Liszt : Elissò Virsaladze (piano), Fossanova Abbey, Italy, 3.7. 2011 (JB)
The UK’s latest cookery wunderkind, twenty-six year old Stevie Parle, brought a smile to my lips recently. In an excellent recipe for wholegrain Irish Soda Bread, he instructs his readers to sift the dry ingredients into a large bowl, make a well in the centre into which the wet ingredients are poured, and then, using one hand as a claw, incorporate the dry ingredients into the wet. And here comes my smile: mix quickly and confidently, he says. Of course, he knows that I first have to find the speed and confidence within myself before I can apply them to the task. When I found myself being successful on these two scores, I burst out laughing. Stevie is right though. If you dither at this stage, there is a risk of ending up with a heavy, nasty dough.
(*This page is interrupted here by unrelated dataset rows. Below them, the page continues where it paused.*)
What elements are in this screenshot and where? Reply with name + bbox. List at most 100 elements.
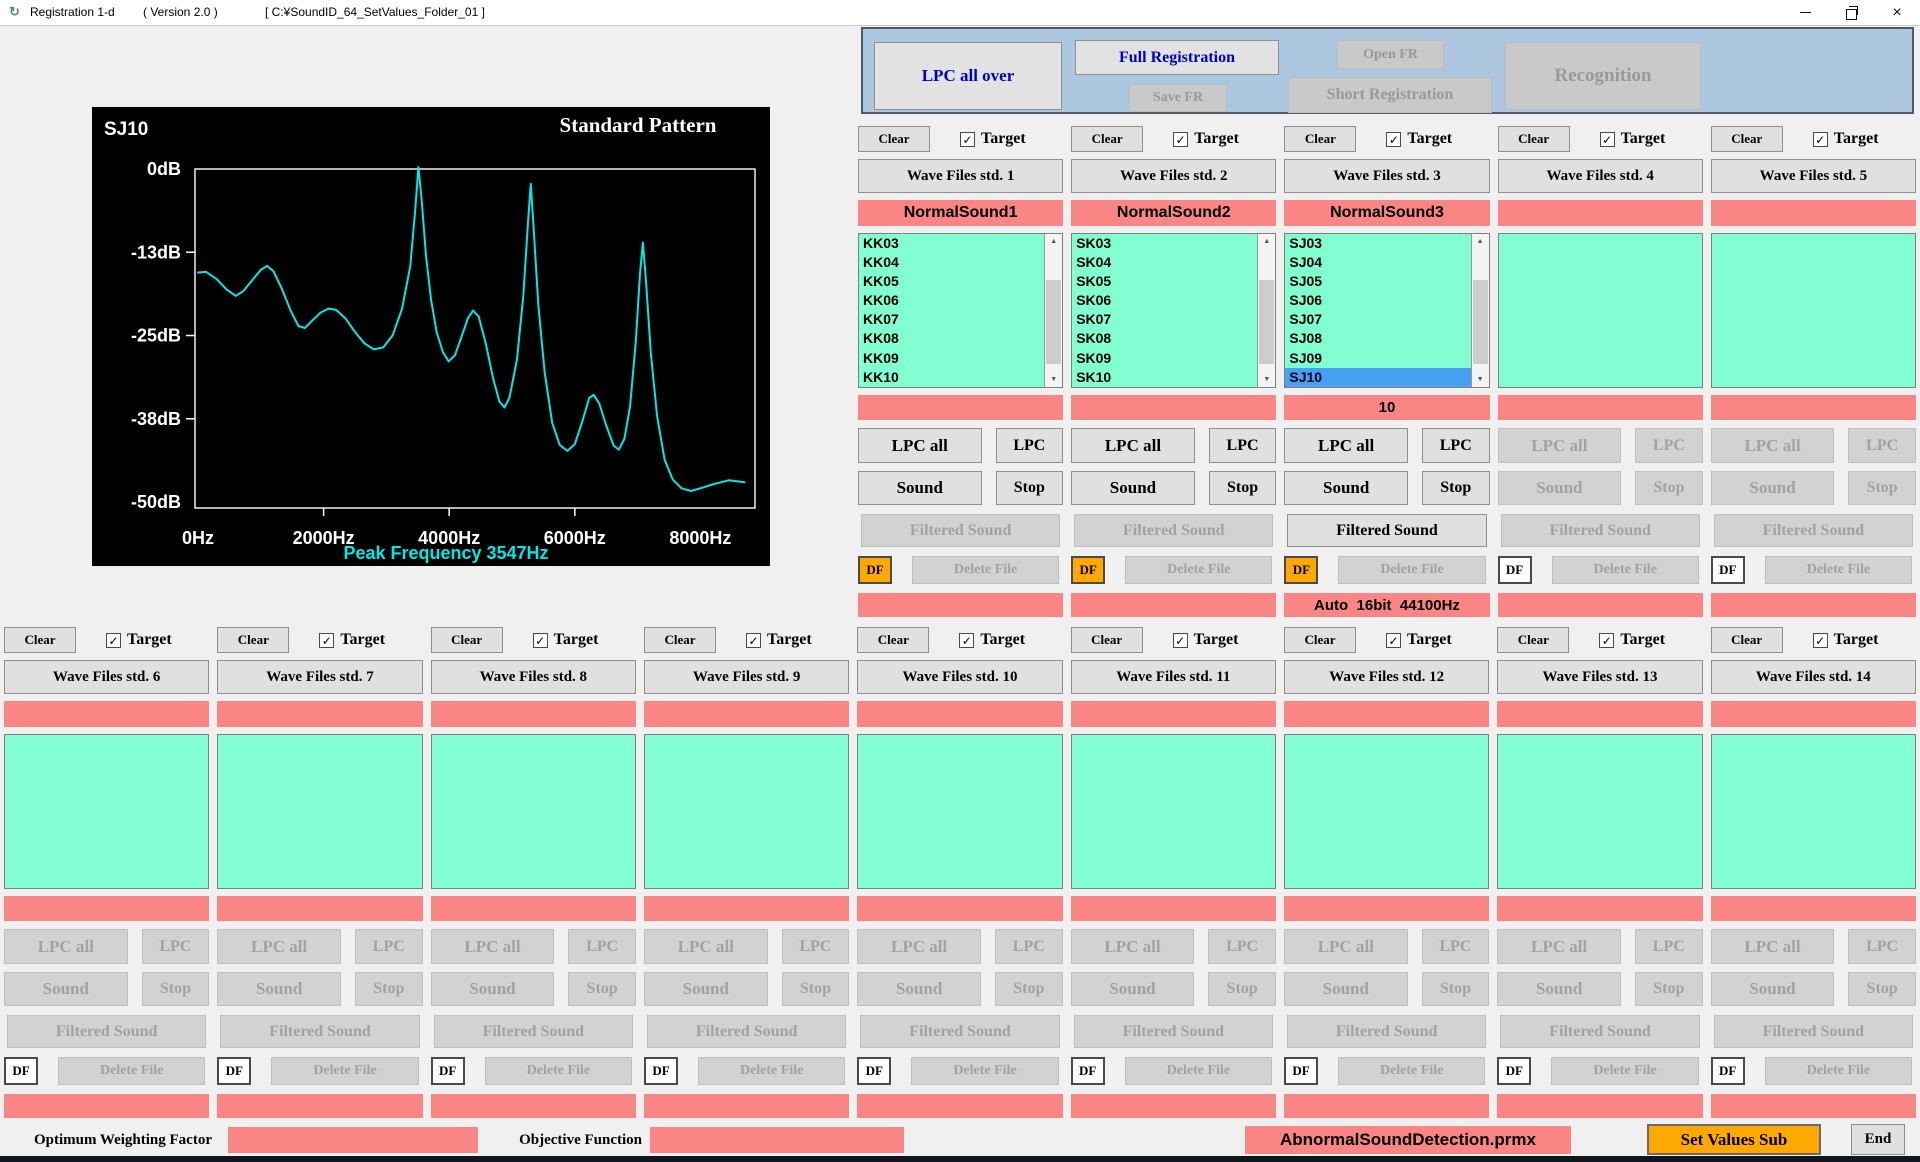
file-list-item[interactable]: SJ10 — [1285, 367, 1489, 387]
target-checkbox[interactable]: ✓ — [745, 632, 761, 648]
clear-button[interactable]: Clear — [1497, 126, 1570, 152]
lpc-all-button[interactable]: LPC all — [1283, 929, 1408, 964]
df-button[interactable]: DF — [1284, 556, 1319, 584]
clear-button[interactable]: Clear — [430, 627, 503, 653]
sound-button[interactable]: Sound — [1497, 972, 1621, 1006]
lpc-all-button[interactable]: LPC all — [4, 929, 128, 964]
sound-button[interactable]: Sound — [217, 972, 341, 1006]
df-button[interactable]: DF — [643, 1057, 678, 1085]
target-checkbox[interactable]: ✓ — [1173, 131, 1189, 147]
stop-button[interactable]: Stop — [568, 972, 636, 1006]
sound-button[interactable]: Sound — [1283, 972, 1408, 1006]
delete-file-button[interactable]: Delete File — [697, 1057, 846, 1085]
lpc-all-button[interactable]: LPC all — [217, 929, 341, 964]
clear-button[interactable]: Clear — [1497, 627, 1570, 653]
file-list-item[interactable]: KK07 — [863, 311, 899, 328]
sound-button[interactable]: Sound — [1710, 972, 1835, 1006]
clear-button[interactable]: Clear — [1283, 627, 1356, 653]
filtered-sound-button[interactable]: Filtered Sound — [861, 514, 1061, 547]
sound-button[interactable]: Sound — [858, 471, 982, 505]
target-checkbox[interactable]: ✓ — [1812, 632, 1828, 648]
lpc-button[interactable]: LPC — [994, 929, 1063, 964]
filtered-sound-button[interactable]: Filtered Sound — [220, 1015, 420, 1048]
lpc-all-button[interactable]: LPC all — [1071, 428, 1195, 463]
stop-button[interactable]: Stop — [1421, 972, 1490, 1006]
lpc-button[interactable]: LPC — [568, 929, 636, 964]
file-listbox[interactable]: ▲ ▼ — [1497, 233, 1703, 388]
lpc-all-button[interactable]: LPC all — [430, 929, 555, 964]
scroll-thumb[interactable] — [1259, 279, 1275, 365]
short-registration-button[interactable]: Short Registration — [1288, 77, 1492, 113]
df-button[interactable]: DF — [1710, 556, 1745, 584]
file-list-item[interactable]: SK07 — [1076, 311, 1112, 328]
file-listbox[interactable]: KK03 KK04 KK05 KK06 KK07 KK08 KK09 KK10 ▲ ▼ — [858, 233, 1064, 388]
df-button[interactable]: DF — [4, 1057, 38, 1085]
file-listbox[interactable]: SJ03 SJ04 SJ05 SJ06 SJ07 SJ08 SJ09 SJ10 ▲ ▼ — [1284, 233, 1490, 388]
file-list-item[interactable]: KK04 — [863, 254, 899, 271]
clear-button[interactable]: Clear — [4, 627, 76, 653]
df-button[interactable]: DF — [430, 1057, 465, 1085]
wave-files-std-button[interactable]: Wave Files std. 14 — [1710, 660, 1916, 694]
file-listbox[interactable]: ▲ ▼ — [1070, 734, 1276, 889]
set-values-sub-button[interactable]: Set Values Sub — [1647, 1124, 1821, 1155]
stop-button[interactable]: Stop — [1848, 471, 1916, 505]
file-list-item[interactable]: SK06 — [1076, 292, 1112, 309]
scrollbar[interactable]: ▲ ▼ — [1470, 234, 1489, 387]
sound-button[interactable]: Sound — [430, 972, 555, 1006]
delete-file-button[interactable]: Delete File — [1764, 556, 1912, 584]
clear-button[interactable]: Clear — [1284, 126, 1357, 152]
wave-files-std-button[interactable]: Wave Files std. 11 — [1070, 660, 1276, 694]
clear-button[interactable]: Clear — [1710, 627, 1783, 653]
filtered-sound-button[interactable]: Filtered Sound — [1500, 514, 1700, 547]
lpc-all-button[interactable]: LPC all — [1497, 929, 1621, 964]
lpc-all-button[interactable]: LPC all — [1710, 428, 1835, 463]
end-button[interactable]: End — [1851, 1124, 1905, 1155]
lpc-button[interactable]: LPC — [1421, 929, 1490, 964]
target-checkbox[interactable]: ✓ — [960, 131, 975, 147]
sound-button[interactable]: Sound — [4, 972, 128, 1006]
df-button[interactable]: DF — [217, 1057, 252, 1085]
wave-files-std-button[interactable]: Wave Files std. 7 — [217, 660, 423, 694]
wave-files-std-button[interactable]: Wave Files std. 8 — [430, 660, 636, 694]
file-list-item[interactable]: SJ07 — [1289, 311, 1323, 328]
scroll-thumb[interactable] — [1046, 279, 1062, 365]
recognition-button[interactable]: Recognition — [1505, 42, 1701, 110]
scroll-down-icon[interactable]: ▼ — [1476, 376, 1484, 383]
lpc-button[interactable]: LPC — [1848, 929, 1916, 964]
file-list-item[interactable]: KK10 — [863, 368, 899, 385]
df-button[interactable]: DF — [1070, 1057, 1105, 1085]
clear-button[interactable]: Clear — [643, 627, 716, 653]
target-checkbox[interactable]: ✓ — [1812, 131, 1828, 147]
target-checkbox[interactable]: ✓ — [1599, 131, 1615, 147]
delete-file-button[interactable]: Delete File — [1764, 1057, 1912, 1085]
file-list-item[interactable]: KK08 — [863, 330, 899, 347]
stop-button[interactable]: Stop — [994, 972, 1063, 1006]
lpc-all-button[interactable]: LPC all — [1070, 929, 1195, 964]
wave-files-std-button[interactable]: Wave Files std. 3 — [1284, 159, 1490, 193]
filtered-sound-button[interactable]: Filtered Sound — [1713, 514, 1913, 547]
file-list-item[interactable]: KK09 — [863, 349, 899, 366]
file-list-item[interactable]: SK09 — [1076, 349, 1112, 366]
delete-file-button[interactable]: Delete File — [1551, 1057, 1699, 1085]
lpc-all-button[interactable]: LPC all — [857, 929, 981, 964]
target-checkbox[interactable]: ✓ — [1386, 131, 1402, 147]
file-listbox[interactable]: ▲ ▼ — [1710, 233, 1916, 388]
clear-button[interactable]: Clear — [1710, 126, 1783, 152]
delete-file-button[interactable]: Delete File — [1124, 1057, 1272, 1085]
stop-button[interactable]: Stop — [1208, 471, 1277, 505]
lpc-all-over-button[interactable]: LPC all over — [874, 42, 1062, 110]
target-checkbox[interactable]: ✓ — [106, 632, 121, 648]
scroll-up-icon[interactable]: ▲ — [1263, 238, 1271, 245]
delete-file-button[interactable]: Delete File — [1551, 556, 1699, 584]
lpc-button[interactable]: LPC — [1208, 428, 1277, 463]
file-list-item[interactable]: SJ09 — [1289, 349, 1323, 366]
scroll-down-icon[interactable]: ▼ — [1050, 376, 1058, 383]
file-list-item[interactable]: KK05 — [863, 273, 899, 290]
file-list-item[interactable]: SJ06 — [1289, 292, 1323, 309]
stop-button[interactable]: Stop — [1635, 471, 1703, 505]
scrollbar[interactable]: ▲ ▼ — [1257, 234, 1276, 387]
lpc-all-button[interactable]: LPC all — [1497, 428, 1622, 463]
file-list-item[interactable]: SJ08 — [1289, 330, 1323, 347]
lpc-all-button[interactable]: LPC all — [858, 428, 982, 463]
stop-button[interactable]: Stop — [995, 471, 1064, 505]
It is all too easy for Liszt to come out as heavy, nasty dough. Not so with Eilssò Virsaladze. Speed and confidence were blatantly in evidence in the first notes of the B flat lament, the first of the three Concert Studies. She was not so much clawing the notes together as savouring every note of the grain at the speed of light as her fingers came into contact with it. And as always, what a rich grain of sounds Liszt gives us in these studies.
Was there ever a pianist with such independence of fingers as Madame Virsaladze? The lyricism of the second contrasts beautifully with the poised, wispy mischief of the third. But these styles are not confined to single movements. There are cross-overs. Singing and dancing take place simultaneously under Virsaladze fingers. She is a one-man band. At the same time, everything she does is purely and delightfully pianistic.
An in-depth biography of Liszt’s life could well be written round the various constructs in which the composer passionately involved himself. One of these was Italy – not the Italy of the guide books but an Italy which the composer made entirely his own, a country in which he was the leading citizen. When he set three Petrarcian sonnets as songs, Liszt is more in evidence than Petrarch. The case is even more so when the songs are arranged for piano alone. Virsaladze played the piece which began from the base of sonnet 104: Pace non trovo, e non ho da far guerra, e temo, e spero, e bruccio, e son di ghiaccio…[ I find no peace, I have no means of going to war; I fear, I hope, I burn and I am frozen.] Liszt, you will not be surprised to know, found immediate empathy in this kind of soulful turmoil. One feels his genuine gratitude for Petrarch’s wit. In the Liszt piano piece, of wit there is nothing; the gratitude is paramount. And so it was in Virsaladze’s rendering.
Something similar happens in Sposalizio – Liszt’s homage to Raffaello’s painting of the Wedding of the Virgin. Liszt was doubtless impressed by Raffaello’s amazing mastery of perspective in this late canvas as well as the realism which the painter conveys through a unique portrayal of formal and intimate (informal). So far, so clear. This is what most viewers see and feel in Raffaello. But Liszt makes it all his own. And he does this through his own pianism. Two unique concepts meet here. And Elissò Virsaladze is ideal when it comes to delivering unique and sometimes conflicting musical dialogue going on at the same time.
When Liszt was received into the Church at the end of his life, it delighted him to be informed that he was also an exorcist. He had spent his life in battle with Mephistopheles. Now he could lay to rest the demon! Mephistopheles is largely an aberration of German construct. To clearly grasp the demonic nature of the character, just listen to any of the recordings of Chaliapin singing the ‘Calf of Gold’ aria in Gounod’s Faust.
When it comes to the piano, I thought I would never hear a more convincing performance of Liszt’s construct than John Ogden’s. Readers may remember that Ogden won joint first with Ashkenazy at the 1962 Tchaikovsky Competition, so no second prize, but the third went to Eilssò Virsaladze. And yet, last night at the Abbey of Fossanova, Virsaladze was a clear winner. More steely, more uncompromising, more chilling than Ogden. And those are all qualities I have admired in him. But Virsaladze managed to be positively menacing in her delivery. She was playing the first penning of the Mephisto Valse. And here Liszt is celebrating the sheer exuberance of evil’s perpetrator. He never had a finer interpreter: steely, uncompromising and always vivace.
A glorious romp through the Spanish Rhapsody brought the printed programme to a close. Two generous and beautifully poised encores of Liszt transcriptions sent us homeward with the composer ringing in our ears: Schumann’s Widmung in which Liszt is uncharacteristically democratic in his filtering of Schumann’s moving song (he actually places Schumann centre stage!) and in contrast, Schubert’s Soirée de Vienne.